Samedi 19 juillet 2008 6 19 /07 /Juil /2008 10:47

Patrick Lechat apprend que Jo Lechat, le père écrivain qu'il n'a jamais connu, est décédé, laissant une énorme fortune. Mais celle-ci est léguée au demi-frère de Jo, Albert Moulinot qui vit au fin fond de la Dordogne, un excentrique antisocial et radicalement opposé à tout système monétaire. Il est donc d'accord pour laisser l'héritage au fils de Jo. Quant à le faire signer la renonciation de l'héritage dans le bureau du notaire à Paris...  (Résumé : Source : cinemotions.com).

A priori, un film qui réuni deux "Stars" de la comédie française comme Michel Serrault et Christian Clavier, véritables "poids lourds" d'un genre qui perd, depuis quelques années, une certaine popularité, faute à une succession de navets interprétés par des pseudo comiques de télévision, on se jette donc dessus.
Encore faudrait-il qu'ils soient servis par un bon scénario, des dialogues bien écrits, une belle affiche (celle-ci est immonde) et une réalisation inspirée....bref, par une production de qualité....
Et bien, ce n'est malheureusement pas le cas ici. Commençons par un scénario basique où un pharmacien très bourgeois et amoureux de l'argent apprend que son père est mort mais qu'il n'est pas son héritier. C'est le demi frère du défunt qui est l'heureux élu. Le fils va donc tout faire et surtout subir, pour récupérer son héritage auprès de ce personnage atypique. Basique donc, proche de la comédie de boulevard. mais là où au théatre, un sujet comme celui-ci pourrait permettre d'enchainer les gags et les quiproquos, la faiblesse de l'écriture, prive ce film de tout potentiel comique. Oublions les gags qui, déja assez rares, ne sont pas réussis du tout, Palud n'ayant plus le choix que de filmer ses acteurs en roue libre dans une histoire qui se cherche en vain. Passée la rencontre, le film ne décolle donc jamais. On est donc obligés de se contenter de suivre la confrontation entre ces deux hommes complètement opposés, jusqu'à un faible final tiré par les cheveux et parfaitement invraisemblable.
Pourtant, même si l'intrigue est extrèmement faiblarde, cette opposition aurait pu être intéressante et efficace avec deux acteurs de ce calibre. Malheureusement, l'alchimie ne se produit pas avec d'un côté un Christian Clavier qui fait le minimum, encore une fois, cantonné à ce rôle de petit bourgeois amoureux de l'argent qui lui colle à la peau depuis quelques temps. Moins hystérique qu'à l'habitude, son jeu n'assure que l'essentiel, et encore.....

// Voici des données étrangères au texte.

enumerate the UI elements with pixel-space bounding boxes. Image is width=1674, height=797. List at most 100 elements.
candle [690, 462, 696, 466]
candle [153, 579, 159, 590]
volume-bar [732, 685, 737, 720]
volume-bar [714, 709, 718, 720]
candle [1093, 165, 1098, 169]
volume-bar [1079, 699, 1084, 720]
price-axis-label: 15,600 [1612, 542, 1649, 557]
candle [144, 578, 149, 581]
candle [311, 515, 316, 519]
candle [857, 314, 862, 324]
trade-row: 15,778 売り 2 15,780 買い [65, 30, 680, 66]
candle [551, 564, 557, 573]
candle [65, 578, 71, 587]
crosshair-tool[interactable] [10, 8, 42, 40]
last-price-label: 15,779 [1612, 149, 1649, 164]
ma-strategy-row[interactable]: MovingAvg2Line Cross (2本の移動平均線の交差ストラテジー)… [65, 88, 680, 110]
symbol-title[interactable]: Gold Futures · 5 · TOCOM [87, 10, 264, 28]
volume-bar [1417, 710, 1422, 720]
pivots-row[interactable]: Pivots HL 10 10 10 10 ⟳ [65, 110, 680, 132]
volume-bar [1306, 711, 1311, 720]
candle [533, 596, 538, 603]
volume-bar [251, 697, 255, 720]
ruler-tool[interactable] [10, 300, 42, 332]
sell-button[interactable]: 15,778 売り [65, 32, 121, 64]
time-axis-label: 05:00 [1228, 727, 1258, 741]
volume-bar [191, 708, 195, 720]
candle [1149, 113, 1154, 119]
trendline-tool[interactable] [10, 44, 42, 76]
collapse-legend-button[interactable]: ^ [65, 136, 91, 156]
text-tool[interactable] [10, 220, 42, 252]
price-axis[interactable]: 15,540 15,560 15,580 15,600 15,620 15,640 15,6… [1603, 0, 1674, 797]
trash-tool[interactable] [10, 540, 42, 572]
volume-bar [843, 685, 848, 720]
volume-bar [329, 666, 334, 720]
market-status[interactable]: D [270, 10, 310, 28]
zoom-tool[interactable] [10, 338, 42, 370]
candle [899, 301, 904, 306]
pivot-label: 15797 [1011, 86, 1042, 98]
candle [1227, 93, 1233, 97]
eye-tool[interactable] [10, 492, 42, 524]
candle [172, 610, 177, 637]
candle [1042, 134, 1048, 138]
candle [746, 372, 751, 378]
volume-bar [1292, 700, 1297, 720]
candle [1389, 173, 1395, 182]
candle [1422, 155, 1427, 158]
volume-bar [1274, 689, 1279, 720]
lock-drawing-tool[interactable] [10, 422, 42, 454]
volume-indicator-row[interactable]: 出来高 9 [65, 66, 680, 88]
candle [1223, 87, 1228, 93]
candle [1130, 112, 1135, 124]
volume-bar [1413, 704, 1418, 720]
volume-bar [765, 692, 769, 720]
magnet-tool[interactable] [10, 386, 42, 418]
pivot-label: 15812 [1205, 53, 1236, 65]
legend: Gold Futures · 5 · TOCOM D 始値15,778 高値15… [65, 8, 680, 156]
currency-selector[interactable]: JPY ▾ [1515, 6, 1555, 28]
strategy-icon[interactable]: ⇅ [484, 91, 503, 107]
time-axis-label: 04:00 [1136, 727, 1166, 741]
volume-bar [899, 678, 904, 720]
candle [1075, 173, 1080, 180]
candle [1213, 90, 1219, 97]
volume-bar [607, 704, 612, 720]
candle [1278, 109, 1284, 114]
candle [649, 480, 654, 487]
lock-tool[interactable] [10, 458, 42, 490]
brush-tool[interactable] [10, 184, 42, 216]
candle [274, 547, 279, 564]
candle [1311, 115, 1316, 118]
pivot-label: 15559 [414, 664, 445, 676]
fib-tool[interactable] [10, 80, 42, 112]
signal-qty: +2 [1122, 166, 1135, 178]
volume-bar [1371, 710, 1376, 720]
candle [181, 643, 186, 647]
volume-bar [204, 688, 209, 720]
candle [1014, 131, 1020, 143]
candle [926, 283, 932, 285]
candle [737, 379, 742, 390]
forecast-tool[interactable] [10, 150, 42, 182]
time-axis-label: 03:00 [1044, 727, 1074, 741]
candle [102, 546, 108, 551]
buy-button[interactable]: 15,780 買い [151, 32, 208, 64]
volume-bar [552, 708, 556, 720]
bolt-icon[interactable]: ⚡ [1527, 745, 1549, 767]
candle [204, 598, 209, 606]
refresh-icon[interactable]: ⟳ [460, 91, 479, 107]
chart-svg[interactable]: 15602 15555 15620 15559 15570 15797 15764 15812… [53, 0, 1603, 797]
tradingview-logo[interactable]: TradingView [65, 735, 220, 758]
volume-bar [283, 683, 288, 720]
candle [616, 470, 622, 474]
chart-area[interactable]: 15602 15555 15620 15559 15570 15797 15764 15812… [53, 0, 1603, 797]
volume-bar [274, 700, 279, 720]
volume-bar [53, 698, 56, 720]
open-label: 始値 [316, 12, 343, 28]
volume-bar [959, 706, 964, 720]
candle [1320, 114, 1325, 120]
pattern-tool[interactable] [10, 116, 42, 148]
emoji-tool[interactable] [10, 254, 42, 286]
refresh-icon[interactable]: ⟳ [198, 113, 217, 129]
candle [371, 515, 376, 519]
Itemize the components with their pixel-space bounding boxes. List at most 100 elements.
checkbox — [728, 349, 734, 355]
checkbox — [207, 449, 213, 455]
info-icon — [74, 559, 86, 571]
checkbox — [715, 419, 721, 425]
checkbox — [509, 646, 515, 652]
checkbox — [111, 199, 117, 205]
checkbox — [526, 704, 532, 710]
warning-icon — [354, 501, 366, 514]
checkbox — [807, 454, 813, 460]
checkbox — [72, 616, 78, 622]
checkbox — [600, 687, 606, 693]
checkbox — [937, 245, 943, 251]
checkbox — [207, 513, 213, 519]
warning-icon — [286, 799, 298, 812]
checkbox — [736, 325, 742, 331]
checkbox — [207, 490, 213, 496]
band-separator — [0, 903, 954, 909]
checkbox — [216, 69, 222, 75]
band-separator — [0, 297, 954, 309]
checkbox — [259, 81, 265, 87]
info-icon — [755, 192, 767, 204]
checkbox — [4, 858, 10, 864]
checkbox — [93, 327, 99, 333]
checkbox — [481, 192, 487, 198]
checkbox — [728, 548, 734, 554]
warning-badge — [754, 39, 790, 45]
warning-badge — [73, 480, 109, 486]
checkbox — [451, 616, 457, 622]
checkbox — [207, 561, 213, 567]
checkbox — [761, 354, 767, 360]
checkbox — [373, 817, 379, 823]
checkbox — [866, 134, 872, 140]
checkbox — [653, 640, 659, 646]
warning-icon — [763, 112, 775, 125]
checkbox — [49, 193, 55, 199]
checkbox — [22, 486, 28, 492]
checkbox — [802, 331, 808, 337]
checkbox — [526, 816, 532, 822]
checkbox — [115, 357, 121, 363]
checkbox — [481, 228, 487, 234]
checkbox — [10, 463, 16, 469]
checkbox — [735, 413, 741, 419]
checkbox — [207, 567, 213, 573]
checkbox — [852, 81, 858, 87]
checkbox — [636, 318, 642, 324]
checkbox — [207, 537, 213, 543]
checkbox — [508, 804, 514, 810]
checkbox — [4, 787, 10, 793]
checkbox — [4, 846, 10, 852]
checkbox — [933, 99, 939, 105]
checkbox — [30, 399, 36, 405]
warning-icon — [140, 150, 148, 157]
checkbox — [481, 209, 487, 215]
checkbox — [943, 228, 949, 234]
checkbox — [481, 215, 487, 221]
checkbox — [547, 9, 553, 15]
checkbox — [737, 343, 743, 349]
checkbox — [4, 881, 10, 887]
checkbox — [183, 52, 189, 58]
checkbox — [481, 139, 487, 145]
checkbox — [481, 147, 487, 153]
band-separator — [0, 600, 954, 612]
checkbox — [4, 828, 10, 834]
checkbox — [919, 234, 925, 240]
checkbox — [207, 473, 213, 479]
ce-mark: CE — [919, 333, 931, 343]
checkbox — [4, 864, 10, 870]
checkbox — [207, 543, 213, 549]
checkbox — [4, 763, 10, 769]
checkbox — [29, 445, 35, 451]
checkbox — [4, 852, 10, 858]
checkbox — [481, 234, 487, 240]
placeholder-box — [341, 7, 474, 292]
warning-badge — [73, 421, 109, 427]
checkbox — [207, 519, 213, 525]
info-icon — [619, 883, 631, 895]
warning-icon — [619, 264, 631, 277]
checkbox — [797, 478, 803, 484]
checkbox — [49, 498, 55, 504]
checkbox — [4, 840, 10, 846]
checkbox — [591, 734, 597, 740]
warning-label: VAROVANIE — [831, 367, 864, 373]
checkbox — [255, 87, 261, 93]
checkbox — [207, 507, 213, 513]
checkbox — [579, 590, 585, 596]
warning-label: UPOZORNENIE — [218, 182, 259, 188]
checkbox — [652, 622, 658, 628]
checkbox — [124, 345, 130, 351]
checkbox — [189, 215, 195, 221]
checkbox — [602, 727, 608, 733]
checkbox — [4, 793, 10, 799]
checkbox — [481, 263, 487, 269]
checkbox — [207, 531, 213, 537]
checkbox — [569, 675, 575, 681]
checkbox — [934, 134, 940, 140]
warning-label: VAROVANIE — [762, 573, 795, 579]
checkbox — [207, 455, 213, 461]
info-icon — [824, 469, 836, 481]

En face, on a la seule véritable satisfaction du film. Un Michel Serrault en grande forme, qui écrase ce film sans peine, dans le rôle de cet associal borné et, en apparence antipathique, faisant un numéro de presque 1 heure 30, assez plaisant et jouissif, véhiculant, au dela de son acharnement sur Clavier, un message anarchiste, pas si stupide que cela : un retour des valeurs humaines avec le bannissement de l'argent. A fond dans son personnage, Serrault est tellement crédible que le personnage méchant qu'il est sensé être, nous est, finalement, extrèmement sympathique.
Autour de ces deux têtes d'affiches, le reste du casting est anecdotique. Une Arielle Dombasle, hystérique et toujours aussi mauvaise comédienne en épouse vénale, Patrick Mille qui vaut mieux que cette caricature de toiletteur pour chiens, Bernard farcy venu ici clairement cachetonner et une jeune Priscilla qui ne sert à rien.
Bref, si ce n'est pour voir la performance du regretté Michel Serrault, cette comédie n'a pas beaucoup d'intéret et rentre dans la liste qui s'agrandit trop vite, des comédies ratées.